We proposed a bi-layer dielectric SiO2/HfO2 structure and compared its performance to that of single-layer dielectric SiO2 structure for the fabrication of amorphous In-Ga-Zn-O thin-film transistors (IGZO-TFTs). Bi-layer dielectric structure has been demonstrated to be a good protection layer during plasma process for the deposition of PECVD-SiO¬2. The IGZO film has a weak top surface which is sensitive to the environment conditions, such like gas, moisture, light and temperature. In addition, hydrogen specie itself was found to act as a carrier of donors in the IGZO thin-film during depositing the SiO2 dielectric by plasma-enhanced chemical vapor deposition (PECVD) system. In this paper, top-gate structure of amorphous IGZO-TFT with single-layer PECVD-SiO2 gate dielectric shows high conductivity, indicating that top surface of IGZO thin-film has poor quality. In contrast, when bi-layer PECVD-SiO2/HfO2 gate dielectric is applied to fabricate IGZO-TFT, a normal transfer characteristics is achieved. This behavior can be attributed to the protection effect of HfO2 dielectric deposited by electron-beam evaporation system.

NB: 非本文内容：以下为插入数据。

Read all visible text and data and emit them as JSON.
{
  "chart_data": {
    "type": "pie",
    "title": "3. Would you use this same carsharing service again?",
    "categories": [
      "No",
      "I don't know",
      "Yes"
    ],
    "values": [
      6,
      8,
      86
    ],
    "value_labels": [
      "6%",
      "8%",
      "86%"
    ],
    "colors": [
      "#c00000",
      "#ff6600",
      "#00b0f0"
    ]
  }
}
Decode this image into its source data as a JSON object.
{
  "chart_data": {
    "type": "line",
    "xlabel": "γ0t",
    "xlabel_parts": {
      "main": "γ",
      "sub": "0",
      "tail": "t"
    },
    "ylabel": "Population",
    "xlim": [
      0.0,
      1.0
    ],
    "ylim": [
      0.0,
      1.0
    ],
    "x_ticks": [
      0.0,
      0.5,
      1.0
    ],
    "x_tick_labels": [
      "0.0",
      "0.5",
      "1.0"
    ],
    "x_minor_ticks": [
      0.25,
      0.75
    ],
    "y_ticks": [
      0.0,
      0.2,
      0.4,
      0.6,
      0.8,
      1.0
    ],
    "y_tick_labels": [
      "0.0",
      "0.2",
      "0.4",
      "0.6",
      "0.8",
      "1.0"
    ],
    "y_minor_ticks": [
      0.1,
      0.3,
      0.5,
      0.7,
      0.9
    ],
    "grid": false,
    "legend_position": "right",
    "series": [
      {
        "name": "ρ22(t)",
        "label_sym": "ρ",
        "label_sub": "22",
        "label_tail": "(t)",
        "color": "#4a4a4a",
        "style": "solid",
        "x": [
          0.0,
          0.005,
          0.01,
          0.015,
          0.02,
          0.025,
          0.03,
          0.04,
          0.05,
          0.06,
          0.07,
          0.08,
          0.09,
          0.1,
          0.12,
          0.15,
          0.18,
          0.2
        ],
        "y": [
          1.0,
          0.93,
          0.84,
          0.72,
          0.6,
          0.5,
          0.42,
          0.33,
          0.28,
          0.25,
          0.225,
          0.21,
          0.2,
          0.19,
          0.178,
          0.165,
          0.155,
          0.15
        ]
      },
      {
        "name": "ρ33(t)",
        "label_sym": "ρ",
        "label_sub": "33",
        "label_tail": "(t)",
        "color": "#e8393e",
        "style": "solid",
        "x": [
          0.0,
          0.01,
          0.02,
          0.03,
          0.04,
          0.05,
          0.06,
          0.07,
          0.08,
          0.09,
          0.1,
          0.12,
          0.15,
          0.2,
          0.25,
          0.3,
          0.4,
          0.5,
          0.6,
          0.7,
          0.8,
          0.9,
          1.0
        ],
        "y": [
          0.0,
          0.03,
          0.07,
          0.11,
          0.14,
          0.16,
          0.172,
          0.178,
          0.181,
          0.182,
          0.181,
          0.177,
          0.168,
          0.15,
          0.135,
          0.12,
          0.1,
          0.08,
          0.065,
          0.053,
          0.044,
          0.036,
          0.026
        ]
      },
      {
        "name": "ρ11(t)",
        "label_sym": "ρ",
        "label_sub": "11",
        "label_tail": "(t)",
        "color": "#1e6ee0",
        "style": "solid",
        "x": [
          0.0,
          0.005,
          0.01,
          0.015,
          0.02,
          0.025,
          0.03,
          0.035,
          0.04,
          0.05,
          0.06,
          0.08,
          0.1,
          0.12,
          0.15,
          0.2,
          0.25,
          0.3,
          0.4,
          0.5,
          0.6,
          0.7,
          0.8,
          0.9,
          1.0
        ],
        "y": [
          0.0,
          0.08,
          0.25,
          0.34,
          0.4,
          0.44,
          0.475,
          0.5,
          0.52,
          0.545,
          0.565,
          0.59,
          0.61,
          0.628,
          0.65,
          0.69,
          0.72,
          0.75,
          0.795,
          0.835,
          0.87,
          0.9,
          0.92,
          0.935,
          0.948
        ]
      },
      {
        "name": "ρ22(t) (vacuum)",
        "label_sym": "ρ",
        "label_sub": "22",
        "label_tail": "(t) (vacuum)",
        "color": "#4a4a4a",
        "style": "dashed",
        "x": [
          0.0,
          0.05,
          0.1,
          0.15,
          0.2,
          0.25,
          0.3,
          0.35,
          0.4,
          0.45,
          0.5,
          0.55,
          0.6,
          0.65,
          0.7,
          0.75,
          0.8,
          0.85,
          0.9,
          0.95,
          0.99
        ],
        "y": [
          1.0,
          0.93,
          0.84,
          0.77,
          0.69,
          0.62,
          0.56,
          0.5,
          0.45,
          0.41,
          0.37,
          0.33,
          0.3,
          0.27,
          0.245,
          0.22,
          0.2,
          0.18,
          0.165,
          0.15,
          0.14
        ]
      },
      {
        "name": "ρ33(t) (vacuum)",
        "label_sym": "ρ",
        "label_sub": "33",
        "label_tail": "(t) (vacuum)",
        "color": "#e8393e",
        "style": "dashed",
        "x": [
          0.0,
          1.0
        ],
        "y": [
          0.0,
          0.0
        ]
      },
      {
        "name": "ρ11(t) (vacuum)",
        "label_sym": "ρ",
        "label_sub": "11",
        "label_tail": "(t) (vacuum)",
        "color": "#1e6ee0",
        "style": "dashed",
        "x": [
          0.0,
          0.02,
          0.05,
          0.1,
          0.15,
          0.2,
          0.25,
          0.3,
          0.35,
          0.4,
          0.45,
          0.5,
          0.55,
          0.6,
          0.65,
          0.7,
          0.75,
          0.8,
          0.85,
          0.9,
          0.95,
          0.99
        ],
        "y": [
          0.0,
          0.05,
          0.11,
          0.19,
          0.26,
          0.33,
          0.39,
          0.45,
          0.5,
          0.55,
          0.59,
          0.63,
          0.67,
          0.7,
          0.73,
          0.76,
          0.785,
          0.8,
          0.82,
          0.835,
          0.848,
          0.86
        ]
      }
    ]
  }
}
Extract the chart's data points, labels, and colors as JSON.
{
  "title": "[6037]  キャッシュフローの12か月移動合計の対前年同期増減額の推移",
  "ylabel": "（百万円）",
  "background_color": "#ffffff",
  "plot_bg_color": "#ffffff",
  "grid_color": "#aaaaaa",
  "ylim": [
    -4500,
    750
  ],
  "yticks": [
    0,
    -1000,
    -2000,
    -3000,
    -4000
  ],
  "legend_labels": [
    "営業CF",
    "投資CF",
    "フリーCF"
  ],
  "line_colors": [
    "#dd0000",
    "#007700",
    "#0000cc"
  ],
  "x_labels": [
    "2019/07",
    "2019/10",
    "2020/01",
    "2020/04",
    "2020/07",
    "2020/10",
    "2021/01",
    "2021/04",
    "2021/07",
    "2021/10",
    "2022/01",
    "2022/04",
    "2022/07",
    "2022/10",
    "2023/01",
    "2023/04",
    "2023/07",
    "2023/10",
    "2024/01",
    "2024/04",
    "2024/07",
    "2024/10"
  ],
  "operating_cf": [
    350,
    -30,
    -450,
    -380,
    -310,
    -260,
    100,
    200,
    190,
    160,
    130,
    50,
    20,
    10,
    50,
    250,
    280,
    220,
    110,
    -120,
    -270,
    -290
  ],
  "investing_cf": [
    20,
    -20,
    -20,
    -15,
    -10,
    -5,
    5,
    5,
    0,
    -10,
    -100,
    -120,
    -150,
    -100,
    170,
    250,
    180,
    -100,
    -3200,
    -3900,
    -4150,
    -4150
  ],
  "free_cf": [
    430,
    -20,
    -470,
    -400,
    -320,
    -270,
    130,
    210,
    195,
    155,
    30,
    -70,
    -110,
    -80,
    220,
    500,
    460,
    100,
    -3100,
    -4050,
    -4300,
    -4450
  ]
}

Furthermore, O2 plasma surface treatment on IGZO active layer prior to depositing the gate dielectric is also executed. The O2 plasma treatment effectively improve the device performance of top-gate IGZO-TFT with bi-layer gate dielectric. The results suggest that the density of trap states for IGZO-TFT with O2 plasma treatment is much lower than that in as-fabricated devices. Consequently, the temperature effect of instable transfer characteristics of IGZO-TFT has significantly suppressed due to repairing the trap defects by O2 plasma surface treatment.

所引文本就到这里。